A part of me -- the rational, right-side-of-my brain part -- says that prayers are like throwing coins into a dry fountain in Piazza Navona. So many coins. So many requests. So many wishes. How can one God handle them all? Every time I go to the Western Wall in Jerusalem, I stand with the women on our side of the prayer wall and get caught up in the fervency. I watch women stick handwritten notes into the crevices of the ancient stones. Do they really think they can friend God? Big shots, thinking that God will read their pokes!

But every religion around the world has prayer in common. Maybe that is what makes humans different. Dogs talk. Horses communicate. But do they really pray? And if we're made of the same elements as the stars -- all of us composed of energies, atoms, molecules, carbon and oxygen and liquid -- can't we affect what goes on beyond our kin?

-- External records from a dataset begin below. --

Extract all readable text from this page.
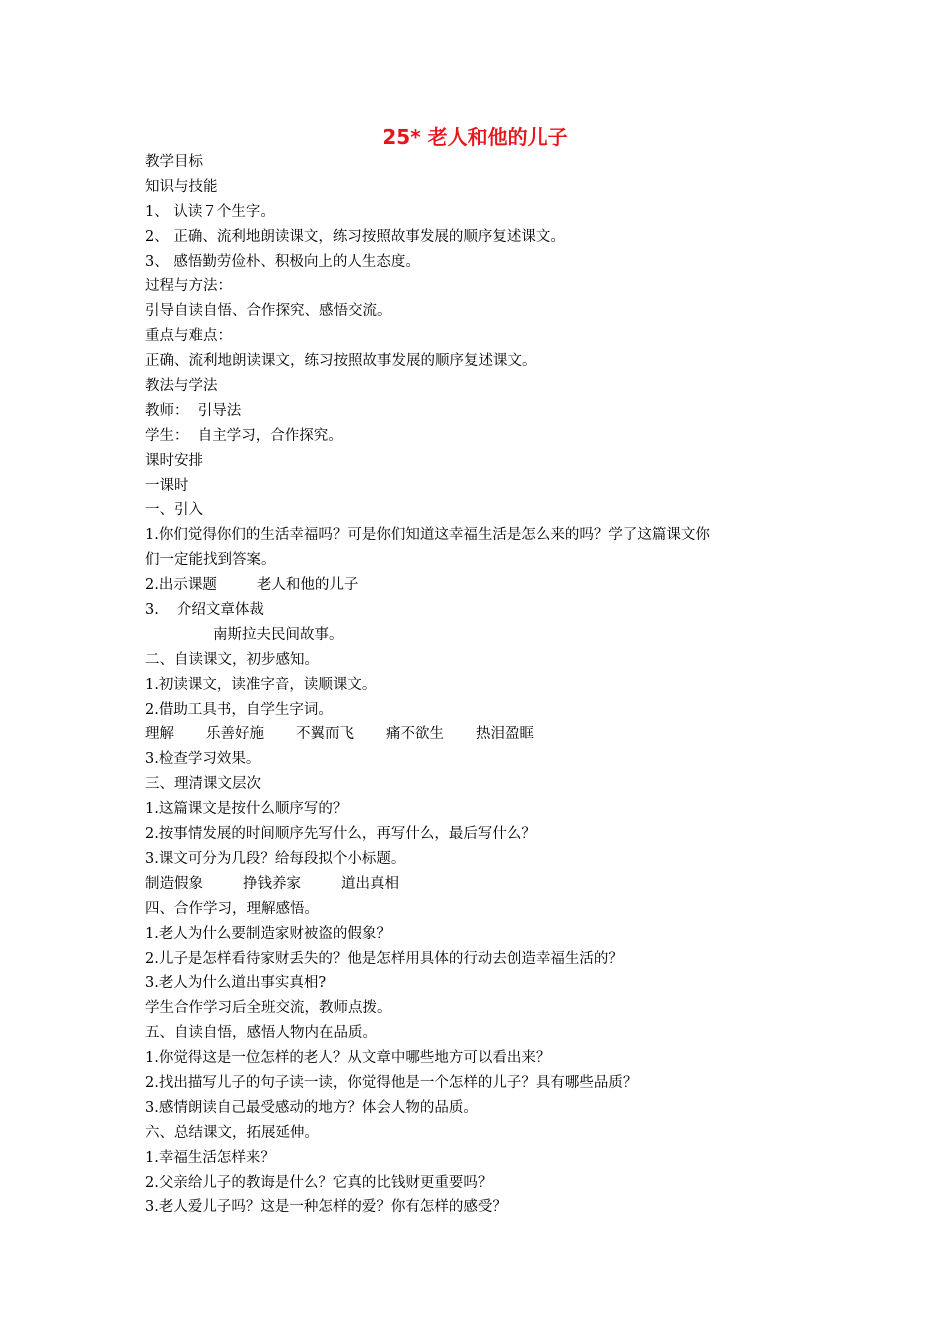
25* 老人和他的儿子

教学目标

知识与技能

1、 认读７个生字。

2、 正确、流利地朗读课文，练习按照故事发展的顺序复述课文。

3、 感悟勤劳俭朴、积极向上的人生态度。

过程与方法：

引导自读自悟、合作探究、感悟交流。

重点与难点：

正确、流利地朗读课文，练习按照故事发展的顺序复述课文。

教法与学法

教师：  引导法

学生：  自主学习，合作探究。

课时安排

一课时

一、引入

1.你们觉得你们的生活幸福吗？可是你们知道这幸福生活是怎么来的吗？学了这篇课文你

们一定能找到答案。

2.出示课题	老人和他的儿子

3. 介绍文章体裁

南斯拉夫民间故事。

二、自读课文，初步感知。

1.初读课文，读准字音，读顺课文。

2.借助工具书，自学生字词。

理解 乐善好施 不翼而飞 痛不欲生 热泪盈眶

3.检查学习效果。

三、理清课文层次

1.这篇课文是按什么顺序写的？

2.按事情发展的时间顺序先写什么，再写什么，最后写什么？

3.课文可分为几段？给每段拟个小标题。

制造假象	挣钱养家	道出真相

四、合作学习，理解感悟。

1.老人为什么要制造家财被盗的假象？

2.儿子是怎样看待家财丢失的？他是怎样用具体的行动去创造幸福生活的？

3.老人为什么道出事实真相?

学生合作学习后全班交流，教师点拨。

五、自读自悟，感悟人物内在品质。

1.你觉得这是一位怎样的老人？从文章中哪些地方可以看出来？

2.找出描写儿子的句子读一读，你觉得他是一个怎样的儿子？具有哪些品质？

3.感情朗读自己最受感动的地方？体会人物的品质。

六、总结课文，拓展延伸。

1.幸福生活怎样来？

2.父亲给儿子的教诲是什么？它真的比钱财更重要吗？

3.老人爱儿子吗？这是一种怎样的爱？你有怎样的感受？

Maybe it's not so farfetched. Maybe the motive of God was to create us to feel like we have some kind of pwer to tip the scales of destiny. Who knows?

I'd like to believe that prayers are like pixie dust. But they won't get me to win the PowerBall; they won't prevent me from getting sick; they won't always save my children, my neighbors, my friends. So what's the point? Why pray?

Because prayers connect us to the unseen, the unknown, the something that might be out there. Prayer provides us with some kind of relief, if not a form of grace. And what is grace? It is breathing in and out and not wanting to be anywhere except in the breath.

I don't know why I pray. All I know is that I feel better afterwards. I pray in thanks for the little things: the easy peel of the bright orange clementine, the warmth of my socks, the thread count of my brain -- still functioning. Even in the midst of war, we have to find things to be thankful about. That it isn't worse, even that.

But then I remember reality and I have a problem with prayer. During the 2006 Israel-Hezbollah War, for example, I prayed for my son who was serving in an Israeli paratroopers unit that had just gone into Lebanon. I prayed hard. My son was saved. But his friend, Michael Levin of Langhorne, Pa. -- fighting alongside him -- was killed. Did my prayers shelter my son -- and somehow cancel out another mother's prayers?

Still, I continue to pray. I pray for all the people in the Gaza Strip, the West Bank, the people in Israel, the leaders of all sides. I pray that we'll be given the answers for how to solve this seemingly unsolvable conflict. I prayed that the Gaza Strip becomes the Hong Kong of the Middle East -- just as loud, lit and manic -- selling Armani jackets instead of missiles. I pray that my words carry same weight as any Crusader, mujahedeen or rabbi.

I pray even if I don't know why I'm praying or who I'm praying to. I don't have a choice. I have no other tools. Nothing else comes close. My heart is full. My heart is empty. I pray.